Responding to the directive from the 220th General Assembly (2012) to develop strategies and policies to foster racial ethnic, multicultural, and new immigrant church growth within PC(USA), Racial Ethnic & Women’s Ministries/PW’s staff hosted a consultation in the summer of 2013 to address what can be done.
“There was an intentional collaboration between representatives of the GA offices, the mid-council executives who participated, and congregational leadership, especially young adults who provided great leadership and voice.” Rev. Dr. Rhashell Hunter, Director of Racial Ethnic & Women’s Ministries/PW said. “We were looking for practical strategies that will lead to ministries of impact in our church.”
“I was impressed by the group that gathered and the enthusiasm I heard from them after they had been meeting for a full day. We started the day asking "what will be different this time?" Linda Valentine, Executive Director, Presbyterian Mission Agency, said.
The group of about three dozen people worked over two days identifying both the bright spots within racial ethnic, multicultural, and new immigrant ministries as well as the challenges still to be met.
Some of the obstacles include the dismissal of leadership credentials of new immigrant pastors ordained in Presbyterian Church denominations outside of the United States; and the need for support and training; and local and regional human resources in areas where mid-councils have experienced staff reduction.
“What did stand out was the shared thought that training received by Presbyterians in Presbyterian-related seminaries seems unaligned with present day pastoral and congregational needs,” Rev. Morse said.
Those would include working with seminaries to develop culturally sensitive processes for curriculum, theologies, language, and teaching and learning styles for both clergy and lay leaders of all ethnicities. Attendees also identified a need to transform the culture of the Presbyterian Church (U.S.A.) from regulatory to relational.

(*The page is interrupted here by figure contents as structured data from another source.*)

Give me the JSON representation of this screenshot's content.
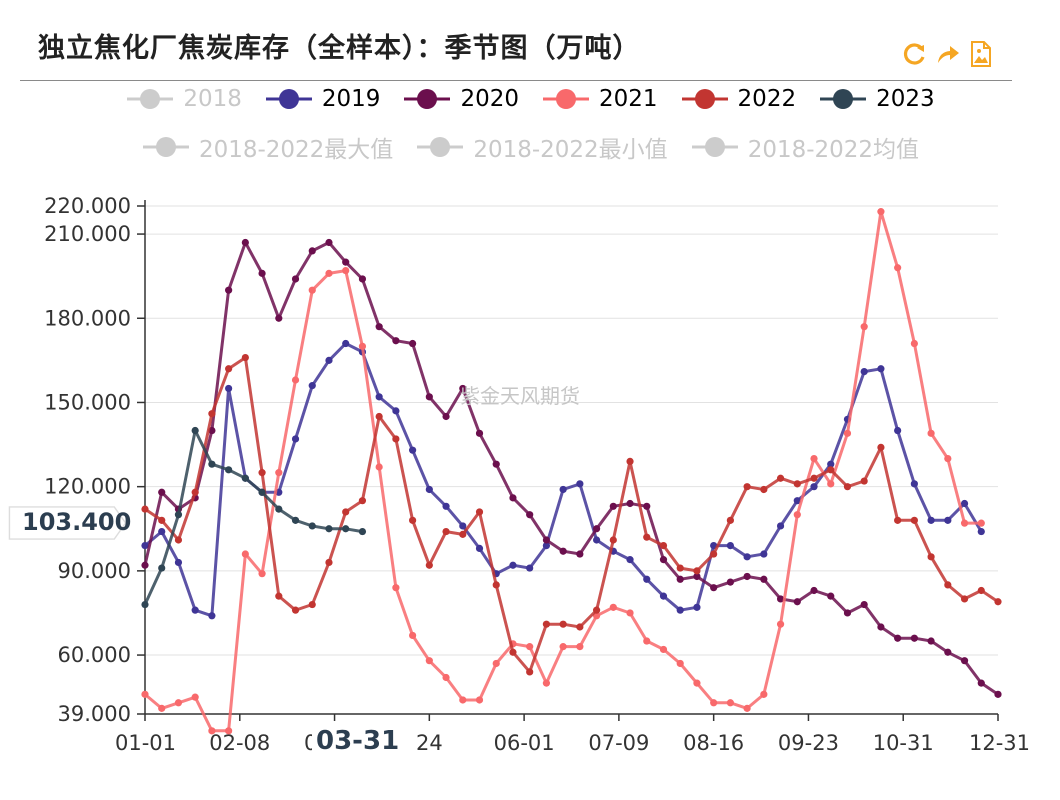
{
  "header": {
    "title": "独立焦化厂焦炭库存（全样本）：季节图（万吨）"
  },
  "toolbox": {
    "icons": [
      "refresh-icon",
      "share-icon",
      "save-image-icon"
    ],
    "color": "#f5a623"
  },
  "watermark": "紫金天风期货",
  "axis_pointer": {
    "y_label": "103.400",
    "x_label": "03-31"
  },
  "chart_data": {
    "type": "line",
    "title": "独立焦化厂焦炭库存（全样本）：季节图（万吨）",
    "xlabel": "",
    "ylabel": "",
    "ylim": [
      39,
      220
    ],
    "x_ticks": [
      "01-01",
      "02-08",
      "03-31",
      "24",
      "06-01",
      "07-09",
      "08-16",
      "09-23",
      "10-31",
      "12-31"
    ],
    "y_ticks": [
      "39.000",
      "60.000",
      "90.000",
      "120.000",
      "150.000",
      "180.000",
      "210.000",
      "220.000"
    ],
    "grid": true,
    "legend_position": "top",
    "series": [
      {
        "name": "2018",
        "color": "#cccccc",
        "visible": false,
        "values": []
      },
      {
        "name": "2019",
        "color": "#3f3596",
        "visible": true,
        "values": [
          99,
          104,
          93,
          76,
          74,
          155,
          123,
          118,
          118,
          137,
          156,
          165,
          171,
          168,
          152,
          147,
          133,
          119,
          113,
          106,
          98,
          89,
          92,
          91,
          99,
          119,
          121,
          101,
          97,
          94,
          87,
          81,
          76,
          77,
          99,
          99,
          95,
          96,
          106,
          115,
          120,
          128,
          144,
          161,
          162,
          140,
          121,
          108,
          108,
          114,
          104
        ]
      },
      {
        "name": "2020",
        "color": "#6b0f4d",
        "visible": true,
        "values": [
          92,
          118,
          112,
          116,
          140,
          190,
          207,
          196,
          180,
          194,
          204,
          207,
          200,
          194,
          177,
          172,
          171,
          152,
          145,
          155,
          139,
          128,
          116,
          110,
          101,
          97,
          96,
          105,
          113,
          114,
          113,
          94,
          87,
          88,
          84,
          86,
          88,
          87,
          80,
          79,
          83,
          81,
          75,
          78,
          70,
          66,
          66,
          65,
          61,
          58,
          50,
          46
        ]
      },
      {
        "name": "2021",
        "color": "#f8696b",
        "visible": true,
        "values": [
          46,
          41,
          43,
          45,
          33,
          33,
          96,
          89,
          125,
          158,
          190,
          196,
          197,
          170,
          127,
          84,
          67,
          58,
          52,
          44,
          44,
          57,
          64,
          63,
          50,
          63,
          63,
          74,
          77,
          75,
          65,
          62,
          57,
          50,
          43,
          43,
          41,
          46,
          71,
          110,
          130,
          121,
          139,
          177,
          218,
          198,
          171,
          139,
          130,
          107,
          107
        ]
      },
      {
        "name": "2022",
        "color": "#c23531",
        "visible": true,
        "values": [
          112,
          108,
          101,
          118,
          146,
          162,
          166,
          125,
          81,
          76,
          78,
          93,
          111,
          115,
          145,
          137,
          108,
          92,
          104,
          103,
          111,
          85,
          61,
          54,
          71,
          71,
          70,
          76,
          101,
          129,
          102,
          99,
          91,
          90,
          96,
          108,
          120,
          119,
          123,
          121,
          123,
          126,
          120,
          122,
          134,
          108,
          108,
          95,
          85,
          80,
          83,
          79
        ]
      },
      {
        "name": "2023",
        "color": "#2f4554",
        "visible": true,
        "values": [
          78,
          91,
          110,
          140,
          128,
          126,
          123,
          118,
          112,
          108,
          106,
          105,
          105,
          104
        ]
      },
      {
        "name": "2018-2022最大值",
        "color": "#cccccc",
        "visible": false,
        "values": []
      },
      {
        "name": "2018-2022最小值",
        "color": "#cccccc",
        "visible": false,
        "values": []
      },
      {
        "name": "2018-2022均值",
        "color": "#cccccc",
        "visible": false,
        "values": []
      }
    ]
  }
}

“We need to move away from our high level of care and feeding the growth of the institution and pay more attention to the needs of the world around us,” McKee said. “We’ve often thought that the flow needs to be from the world around us to the church, but we need to flow outward to help the people around us.”
“The context for ministry is ever changing and the church is in need of leaders…who are committed to helping it live out its call to be a more inclusive body of Christ that understands and embraces the beauty and greatness that diversity brings,” Vince Patton, Racial Ethnic Leadership Development Manager, said.
The writing team for the consultation began preparing its report of recommendations in July 2013 for the 221st General Assembly (2014) which will take place in Detroit, Michigan.
For Rev. Morse, the discussion and worship taking place at the consultation itself was a sign of forward momentum.
“The diverse group gelled quickly, spoke frankly in dealing with difficult subjects, and reach common ground in decision making in a way that seldom happens, at least in my experience,” he said. “I contend the consultation, the collaboration on faith and mission issues with others, across race, culture, and class, allowed for the sense of healing all.”